54-07-01-07 : Procédure- Pouvoirs et devoirs du juge- Questions générales- Devoirs du juge-

Requêtes manifestement irrecevables pouvant être rejetées par ordonnance (4° de l'art. R. 222-1 du CJA) - Exclusion - Requête dont l'irrecevabilité peut être couverte et qui a donné lieu à la communication au requérant d'un mémoire en défense soulevant une fin de non-recevoir, mais non à une invitation à régulariser (1) - Fixation d'une date de clôture d'instruction - Incidence - Absence.

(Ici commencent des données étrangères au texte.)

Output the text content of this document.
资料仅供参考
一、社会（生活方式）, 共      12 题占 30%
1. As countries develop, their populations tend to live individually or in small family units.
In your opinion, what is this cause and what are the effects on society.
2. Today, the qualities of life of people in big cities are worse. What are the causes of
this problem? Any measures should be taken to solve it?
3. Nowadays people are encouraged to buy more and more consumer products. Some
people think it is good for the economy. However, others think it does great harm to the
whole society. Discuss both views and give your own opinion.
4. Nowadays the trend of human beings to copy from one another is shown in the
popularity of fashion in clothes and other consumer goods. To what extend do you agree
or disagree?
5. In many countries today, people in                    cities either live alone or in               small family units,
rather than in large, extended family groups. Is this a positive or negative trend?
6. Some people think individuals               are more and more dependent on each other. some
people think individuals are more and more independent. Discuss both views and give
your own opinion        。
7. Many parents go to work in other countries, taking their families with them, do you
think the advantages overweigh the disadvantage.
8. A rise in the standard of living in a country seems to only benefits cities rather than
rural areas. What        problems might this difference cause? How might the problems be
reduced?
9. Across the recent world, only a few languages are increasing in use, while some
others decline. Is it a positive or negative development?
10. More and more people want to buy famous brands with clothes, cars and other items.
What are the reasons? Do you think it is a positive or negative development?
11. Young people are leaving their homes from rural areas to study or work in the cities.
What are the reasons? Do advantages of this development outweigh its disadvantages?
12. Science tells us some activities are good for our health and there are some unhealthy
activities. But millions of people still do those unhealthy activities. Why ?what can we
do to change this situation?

Les requêtes manifestement irrecevables qui peuvent être rejetées par ordonnance en application du 4° de l'article R. 222-1 du code de justice administrative (CJA) sont, tout d'abord, celles dont l'irrecevabilité ne peut en aucun cas être couverte, ensuite, celles qui ne peuvent être régularisées que jusqu'à l'expiration du délai de recours, si ce délai est expiré et, enfin, celles qui ont donné lieu à une invitation à régulariser, si le délai que la juridiction avait imparti au requérant à cette fin, en l'informant des conséquences qu'emporte un défaut de régularisation comme l'exige l'article R. 612-1 du CJA, est expiré. En revanche, ces dispositions n'ont ni pour objet ni pour effet de permettre un rejet par ordonnance lorsque la juridiction s'est bornée à communiquer au requérant, en lui indiquant le délai dans lequel il lui serait loisible de répondre, alors même qu'elle aurait fixé une date de clôture d'instruction, le mémoire dans lequel une partie adverse a opposé une fin de non-recevoir. En pareil cas, la requête ne peut être rejetée pour irrecevabilité que par une décision prise après audience publique.


(1) Cf., en précisant, CE, 14 octobre 2015, M. et Mme , n° 374850, T. pp. 819-830.